Imagem: ReproduçãoClique para ampliarMiguel Dias Pinheiro(Imagem:Reprodução)Miguel Dias Pinheiro
 No final de 2014, a classe jurídica do Piauí foi surpreendida com uma lei estadual prevendo sobre a regulamentação da visita em presídios do estado. O fato nos remete a uma discussão sobre a competência constitucional do Estado do Piauí para aprovar e sancionar uma lei penal que trás em si uma competência penal-administrativa.
 
Como conhecemos, juntamente com a mudança da parte geral do Código Penal houve a promulgação da Lei Federal n. 7.210, de 11 de julho de 1984 - Lei de Execuções Penais -, legislação essa que regula especificamente a execução das penas e das medidas de segurança, que trouxe diversas garantias aos presidiários e disciplinou o modo de cumprimento das penas e as visitações em presídios.
 
Eugenio Raúl Zaffaroni e José Henrique Pierangeli dizem que “a relação do direito penal com o direito constitucional deve ser sempre muito estreita, pois o estatuto político da Nação – que é a Constituição Federal – constitui a primeira manifestação legal da política penal, dentro de cujo âmbito deve enquadrar-se a legislação penal propriamente dita, em face do princípio da supremacia constitucional”. 
 
Consoante o entendimento do professor Luiz Flávio Gomes, ex-magistrado, somente a União está autorizada a legislar sobre Direito Penal.

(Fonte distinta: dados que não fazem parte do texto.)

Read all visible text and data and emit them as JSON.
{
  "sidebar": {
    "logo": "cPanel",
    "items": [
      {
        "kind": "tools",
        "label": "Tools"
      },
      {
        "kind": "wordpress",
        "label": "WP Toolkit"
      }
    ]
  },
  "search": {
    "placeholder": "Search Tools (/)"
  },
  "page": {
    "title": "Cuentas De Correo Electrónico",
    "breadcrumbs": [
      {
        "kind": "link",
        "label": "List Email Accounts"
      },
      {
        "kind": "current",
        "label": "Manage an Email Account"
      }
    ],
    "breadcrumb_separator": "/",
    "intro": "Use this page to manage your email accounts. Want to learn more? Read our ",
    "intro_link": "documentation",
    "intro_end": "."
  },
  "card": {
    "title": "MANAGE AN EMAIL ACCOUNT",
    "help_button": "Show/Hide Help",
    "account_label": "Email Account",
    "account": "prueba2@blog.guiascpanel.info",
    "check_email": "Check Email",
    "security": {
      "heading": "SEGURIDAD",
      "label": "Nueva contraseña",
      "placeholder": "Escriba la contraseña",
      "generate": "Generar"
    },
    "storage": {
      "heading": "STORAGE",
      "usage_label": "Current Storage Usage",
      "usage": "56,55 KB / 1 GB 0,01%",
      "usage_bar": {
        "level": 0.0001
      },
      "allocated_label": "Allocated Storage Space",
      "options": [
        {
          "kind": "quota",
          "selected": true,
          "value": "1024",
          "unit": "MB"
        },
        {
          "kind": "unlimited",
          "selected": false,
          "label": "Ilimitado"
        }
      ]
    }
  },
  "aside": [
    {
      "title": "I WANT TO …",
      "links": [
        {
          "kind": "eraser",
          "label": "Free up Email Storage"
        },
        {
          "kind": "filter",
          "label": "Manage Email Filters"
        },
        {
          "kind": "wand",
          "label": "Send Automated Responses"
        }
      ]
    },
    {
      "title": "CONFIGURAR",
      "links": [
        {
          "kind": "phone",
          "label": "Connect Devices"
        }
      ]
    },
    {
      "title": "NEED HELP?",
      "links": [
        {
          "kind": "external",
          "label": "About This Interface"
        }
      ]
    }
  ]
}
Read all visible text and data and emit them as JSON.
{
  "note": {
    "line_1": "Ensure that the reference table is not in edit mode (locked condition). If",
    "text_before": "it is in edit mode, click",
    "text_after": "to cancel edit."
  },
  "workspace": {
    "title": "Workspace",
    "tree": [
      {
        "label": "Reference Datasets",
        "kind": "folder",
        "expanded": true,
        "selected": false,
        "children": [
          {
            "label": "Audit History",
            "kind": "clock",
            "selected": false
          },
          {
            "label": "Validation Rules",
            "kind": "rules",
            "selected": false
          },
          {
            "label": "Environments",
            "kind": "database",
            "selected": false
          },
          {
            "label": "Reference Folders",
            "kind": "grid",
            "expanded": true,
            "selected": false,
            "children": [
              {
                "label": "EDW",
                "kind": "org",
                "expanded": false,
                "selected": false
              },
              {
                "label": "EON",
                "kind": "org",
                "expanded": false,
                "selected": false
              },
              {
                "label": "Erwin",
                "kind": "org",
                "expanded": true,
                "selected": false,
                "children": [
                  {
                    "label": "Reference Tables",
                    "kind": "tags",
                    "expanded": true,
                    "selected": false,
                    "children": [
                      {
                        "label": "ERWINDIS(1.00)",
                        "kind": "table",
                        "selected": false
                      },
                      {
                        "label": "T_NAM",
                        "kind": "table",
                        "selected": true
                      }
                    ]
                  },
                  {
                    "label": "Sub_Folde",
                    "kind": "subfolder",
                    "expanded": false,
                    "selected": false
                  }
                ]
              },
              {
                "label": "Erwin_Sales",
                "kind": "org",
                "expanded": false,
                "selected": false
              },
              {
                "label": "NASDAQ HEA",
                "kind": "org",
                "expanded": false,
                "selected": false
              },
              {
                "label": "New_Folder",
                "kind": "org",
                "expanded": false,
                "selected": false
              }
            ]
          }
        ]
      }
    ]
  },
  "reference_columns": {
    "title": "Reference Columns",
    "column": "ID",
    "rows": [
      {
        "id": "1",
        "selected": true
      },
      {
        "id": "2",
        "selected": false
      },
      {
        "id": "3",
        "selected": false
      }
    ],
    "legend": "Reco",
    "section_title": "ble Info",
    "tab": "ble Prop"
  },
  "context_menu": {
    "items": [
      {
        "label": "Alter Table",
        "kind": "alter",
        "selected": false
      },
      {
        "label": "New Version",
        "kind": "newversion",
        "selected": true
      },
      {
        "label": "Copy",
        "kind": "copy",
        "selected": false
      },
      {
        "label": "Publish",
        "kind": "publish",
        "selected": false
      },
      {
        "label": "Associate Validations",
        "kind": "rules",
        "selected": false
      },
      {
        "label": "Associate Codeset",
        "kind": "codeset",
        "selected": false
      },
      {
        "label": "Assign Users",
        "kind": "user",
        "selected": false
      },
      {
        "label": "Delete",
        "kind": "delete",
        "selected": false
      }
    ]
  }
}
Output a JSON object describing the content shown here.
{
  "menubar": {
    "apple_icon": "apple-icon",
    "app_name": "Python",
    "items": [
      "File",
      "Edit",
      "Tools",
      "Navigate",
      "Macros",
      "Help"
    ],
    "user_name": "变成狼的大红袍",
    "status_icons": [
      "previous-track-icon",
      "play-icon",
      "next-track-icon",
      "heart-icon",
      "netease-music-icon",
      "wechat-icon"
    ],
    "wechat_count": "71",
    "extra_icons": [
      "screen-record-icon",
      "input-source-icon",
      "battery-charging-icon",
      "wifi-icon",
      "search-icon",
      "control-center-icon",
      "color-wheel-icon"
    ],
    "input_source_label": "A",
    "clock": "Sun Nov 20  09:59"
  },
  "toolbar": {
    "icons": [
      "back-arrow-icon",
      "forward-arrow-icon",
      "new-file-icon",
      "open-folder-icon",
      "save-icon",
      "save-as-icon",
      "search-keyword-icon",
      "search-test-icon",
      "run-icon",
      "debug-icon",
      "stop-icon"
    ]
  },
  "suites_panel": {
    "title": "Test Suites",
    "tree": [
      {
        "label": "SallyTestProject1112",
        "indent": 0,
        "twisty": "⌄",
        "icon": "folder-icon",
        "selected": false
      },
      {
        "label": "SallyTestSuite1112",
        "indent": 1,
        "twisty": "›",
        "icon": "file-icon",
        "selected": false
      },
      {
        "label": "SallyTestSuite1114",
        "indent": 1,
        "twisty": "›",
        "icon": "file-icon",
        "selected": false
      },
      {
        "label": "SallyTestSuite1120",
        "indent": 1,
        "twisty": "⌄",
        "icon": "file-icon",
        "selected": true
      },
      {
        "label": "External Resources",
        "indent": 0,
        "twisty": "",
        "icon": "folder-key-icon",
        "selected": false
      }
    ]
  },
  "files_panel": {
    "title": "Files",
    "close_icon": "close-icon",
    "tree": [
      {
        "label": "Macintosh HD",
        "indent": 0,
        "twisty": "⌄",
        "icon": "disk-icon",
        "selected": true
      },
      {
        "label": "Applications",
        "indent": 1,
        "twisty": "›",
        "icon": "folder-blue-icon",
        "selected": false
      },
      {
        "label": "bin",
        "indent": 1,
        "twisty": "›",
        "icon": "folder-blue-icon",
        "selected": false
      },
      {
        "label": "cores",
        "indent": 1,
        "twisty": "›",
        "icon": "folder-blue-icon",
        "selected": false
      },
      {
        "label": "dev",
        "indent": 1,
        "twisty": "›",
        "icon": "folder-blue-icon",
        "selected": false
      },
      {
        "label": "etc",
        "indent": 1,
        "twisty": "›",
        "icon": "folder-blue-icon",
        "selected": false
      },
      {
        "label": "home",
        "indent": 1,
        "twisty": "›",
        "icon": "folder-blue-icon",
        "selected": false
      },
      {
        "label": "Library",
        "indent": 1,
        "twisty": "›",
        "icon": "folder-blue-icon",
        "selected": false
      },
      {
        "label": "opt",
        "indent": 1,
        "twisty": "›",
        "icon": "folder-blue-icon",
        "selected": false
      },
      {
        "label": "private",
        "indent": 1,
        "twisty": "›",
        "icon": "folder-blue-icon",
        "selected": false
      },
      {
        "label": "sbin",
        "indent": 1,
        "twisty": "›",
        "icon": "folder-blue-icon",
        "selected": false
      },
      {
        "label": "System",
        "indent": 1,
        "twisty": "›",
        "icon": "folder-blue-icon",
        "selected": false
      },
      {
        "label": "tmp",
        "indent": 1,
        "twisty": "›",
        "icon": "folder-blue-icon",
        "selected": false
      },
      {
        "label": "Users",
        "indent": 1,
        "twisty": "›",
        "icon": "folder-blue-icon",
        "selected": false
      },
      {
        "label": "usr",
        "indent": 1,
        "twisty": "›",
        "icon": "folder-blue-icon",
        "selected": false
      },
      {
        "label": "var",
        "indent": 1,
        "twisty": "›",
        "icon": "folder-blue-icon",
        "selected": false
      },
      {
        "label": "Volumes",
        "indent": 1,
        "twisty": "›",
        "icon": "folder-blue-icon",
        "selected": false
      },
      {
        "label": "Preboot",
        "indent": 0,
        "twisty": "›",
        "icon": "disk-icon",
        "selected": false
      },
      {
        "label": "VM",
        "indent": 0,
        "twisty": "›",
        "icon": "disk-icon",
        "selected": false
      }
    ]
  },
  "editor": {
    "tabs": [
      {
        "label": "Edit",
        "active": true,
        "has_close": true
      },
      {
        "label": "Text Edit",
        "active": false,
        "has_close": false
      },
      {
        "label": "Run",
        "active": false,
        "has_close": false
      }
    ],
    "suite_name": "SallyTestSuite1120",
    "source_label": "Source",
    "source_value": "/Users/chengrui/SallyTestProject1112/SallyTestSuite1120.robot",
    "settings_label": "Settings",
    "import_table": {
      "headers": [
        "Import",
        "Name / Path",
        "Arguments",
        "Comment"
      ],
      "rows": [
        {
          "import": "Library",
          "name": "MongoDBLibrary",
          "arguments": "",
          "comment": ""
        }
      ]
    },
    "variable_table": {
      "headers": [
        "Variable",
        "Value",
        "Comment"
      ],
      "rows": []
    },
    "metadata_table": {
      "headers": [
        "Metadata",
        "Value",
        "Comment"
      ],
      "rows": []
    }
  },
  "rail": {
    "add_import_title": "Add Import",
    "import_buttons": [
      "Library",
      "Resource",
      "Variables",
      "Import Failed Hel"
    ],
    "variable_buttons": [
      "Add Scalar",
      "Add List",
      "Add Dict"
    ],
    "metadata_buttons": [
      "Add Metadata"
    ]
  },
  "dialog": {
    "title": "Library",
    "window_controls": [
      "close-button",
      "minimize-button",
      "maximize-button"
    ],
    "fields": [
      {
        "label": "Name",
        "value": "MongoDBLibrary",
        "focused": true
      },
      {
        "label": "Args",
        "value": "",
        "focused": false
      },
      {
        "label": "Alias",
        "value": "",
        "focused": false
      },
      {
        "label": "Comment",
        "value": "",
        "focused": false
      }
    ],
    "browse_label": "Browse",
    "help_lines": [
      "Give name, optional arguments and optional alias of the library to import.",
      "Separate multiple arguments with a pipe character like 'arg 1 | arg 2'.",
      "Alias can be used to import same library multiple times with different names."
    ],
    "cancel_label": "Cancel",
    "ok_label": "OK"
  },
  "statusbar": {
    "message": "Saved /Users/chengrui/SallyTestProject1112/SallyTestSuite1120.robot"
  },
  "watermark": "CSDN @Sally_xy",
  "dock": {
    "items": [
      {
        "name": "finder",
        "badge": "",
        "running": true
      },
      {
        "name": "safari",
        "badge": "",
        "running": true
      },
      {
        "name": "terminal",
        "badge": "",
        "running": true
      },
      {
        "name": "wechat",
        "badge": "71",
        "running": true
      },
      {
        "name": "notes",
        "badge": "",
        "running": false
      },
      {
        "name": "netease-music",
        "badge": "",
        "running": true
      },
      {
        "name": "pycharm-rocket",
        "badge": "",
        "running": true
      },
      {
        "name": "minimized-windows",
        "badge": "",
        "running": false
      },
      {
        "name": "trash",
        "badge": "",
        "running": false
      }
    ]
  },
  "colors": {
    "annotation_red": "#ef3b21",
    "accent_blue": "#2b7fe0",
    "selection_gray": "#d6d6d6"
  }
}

Ela é o único titular do “jus puniendi”, logo, cabe a ele a produção material do Direito Penal Objetivo (ou seja, cabe à União a criação das normas que compõem o ordenamento jurídico-penal).
 
Entretanto, como do conhecimento do operador do Direito, os estados-membros podem legislar sobre a segurança em presídios, que não é propriamente uma norma inserta ao Direito Penal, sobretudo em questões específicas de interesse local. Muito embora considerado como tema fundamental, o direito do preso a visita vem previsto na Lei de Execuções Penais, devendo o estabelecimento penal submeter o material transportado pelo visitante (inclusive ele próprio) a uma busca pessoal rigorosa, a fim de evitar a entrada de drogas, armas ou objetos que possam comprometer a boa ordem, disciplina e a segurança do presídio.
 
Quando a Assembléia Legislativa do Piauí aprovou a lei sobre visitas em nossos presídios, de autoria do deputado Luciano Nunes, uma polêmica tentou se estabelecer sobre o assunto, mas sem razão alguma. A lei, inclusive, é avançada e atende a critérios de política criminal. A iniciativa do parlamentar não deixa e nem deixará de ser louvável. 
 
A Resolução n. 01, de 30 de março de 1999, do Conselho Nacional de Política Criminal e Penitenciária (CNPCP), materializou esse direito à visita estabelecendo que: “a visita  íntima  é  entendida como  a  recepção pelo preso,  nacional  ou estrangeiro,  homem  ou  mulher,  de  cônjuge  ou  outro  parceiro,  no estabelecimento prisional  em  que  estiver  recolhido,  em  ambiente  reservado,  cuja  privacidade  e inviolabilidade sejam asseguradas (art. 1º)”.
 
No seu art. 7º, a Resolução é taxativa, permitindo aos estados-membros a competência para o controle administrativo, quando reza sobre uma delegação de competência: “Incumbe à direção do estabelecimento prisional o controle administrativo da visita íntima, como o cadastramento do visitante, a confecção, sempre que possível, do cronograma da visita, e a preparação de local adequado para sua realização”.
 
Entendo, pois, que a lei aprovada na ALEPI não se trata de uma interferência na competência privativa da União para legislar sobre Direito Penal e sobre a Lei de Execuções Penais. Trata-se, a meu ver, de previsão legal que apenas vem socorrer o controle administrativo nos presídios, sem interferir no cumprimento e/ou execução da pena privativa de liberdade do apenado, mas com a visão voltada para o princípio da dignidade humana, quando normatiza que se preservem a integridade física, psicológica e moral do visitante revistado.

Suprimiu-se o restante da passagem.